When he turned 22, Tanabe apologized to his parents and promised that he would never give up pursuing bamboo art.
In the following six weeks, he dedicated all his efforts to his first artwork, titled “Connection,” which he dedicated to his parents. His dissertation work at the art school also impressed Fukai, who told Tanabe that he would be a master of the art one day.
But another ordeal befell him after he became his father’s apprentice at the family’s workshop.
Bamboo art requires extremely delicate craftsmanship because, for instance, 0.01 millimeter of difference in the thickness of a bamboo piece can deform the final object.
It was often the case that he was ordered by his father to disassemble a work he spent two weeks to weave to restart from scratch.
“I almost made up my mind to quit every week,” Tanabe said.
But he eventually learned that it was the last thing his father wanted him to do.
In 2001, he was surprised to receive an offer to exhibit his work at a craft exhibition in Philadelphia. He learned that the offer was the result of his his father having sent pictures of Tanabe’s art to museums around the world.
After the exhibition, the Philadelphia Museum of Art offered to purchase one of Tanabe’s creations to add to its permanent collection.
The experience motivated Tanabe to bring his works to the world.
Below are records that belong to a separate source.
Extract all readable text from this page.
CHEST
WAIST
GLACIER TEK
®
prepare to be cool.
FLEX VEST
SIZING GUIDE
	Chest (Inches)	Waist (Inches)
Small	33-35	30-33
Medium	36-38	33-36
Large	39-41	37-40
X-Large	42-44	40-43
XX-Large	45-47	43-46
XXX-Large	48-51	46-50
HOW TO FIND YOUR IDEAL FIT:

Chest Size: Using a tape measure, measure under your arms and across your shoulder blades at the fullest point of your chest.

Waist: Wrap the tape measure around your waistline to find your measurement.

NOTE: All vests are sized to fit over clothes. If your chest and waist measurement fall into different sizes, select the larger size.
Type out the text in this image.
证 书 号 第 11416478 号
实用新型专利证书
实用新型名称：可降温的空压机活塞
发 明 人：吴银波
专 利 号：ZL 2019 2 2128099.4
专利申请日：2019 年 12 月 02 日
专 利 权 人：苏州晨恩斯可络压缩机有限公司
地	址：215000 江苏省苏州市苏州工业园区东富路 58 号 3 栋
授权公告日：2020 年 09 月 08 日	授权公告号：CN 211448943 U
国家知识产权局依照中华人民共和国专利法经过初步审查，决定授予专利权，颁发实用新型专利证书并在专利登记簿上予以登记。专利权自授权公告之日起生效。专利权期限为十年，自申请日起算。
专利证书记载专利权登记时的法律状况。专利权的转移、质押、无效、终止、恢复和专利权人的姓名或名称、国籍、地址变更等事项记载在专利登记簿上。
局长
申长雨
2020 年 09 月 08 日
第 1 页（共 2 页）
He organized his first personal overseas exhibition in New York the following year, although the exhibition incurred a loss because he sold very few of his pieces.
A decade later, Tanabe has risen to fame around the world and has contracts with four prominent galleries in London, Paris, Brussels and Santa Fe in the U.S. state of New Mexico to display his work. He has also organized personal exhibitions each year in different locations around the world.
Last March, Tanabe Chikuunsai III died of cancer, but the lineage of the artistic family is set to be handed down to future generations. In May, Tanabe’s 6-year-old daughter, Sarara, debuted at a family exhibition with her handcrafted bamboo basket.
“My daughters will possibly feel pressure to succeed in bamboo art, but I feel I am obliged to hand over this culture that has passed through generations to them,” Tanabe said. “I now feel it is the primary meaning of my life.”
Tanabe is set to succeed the artist name of his ancestors to become Tanabe Chikuunsai IV in spring 2017.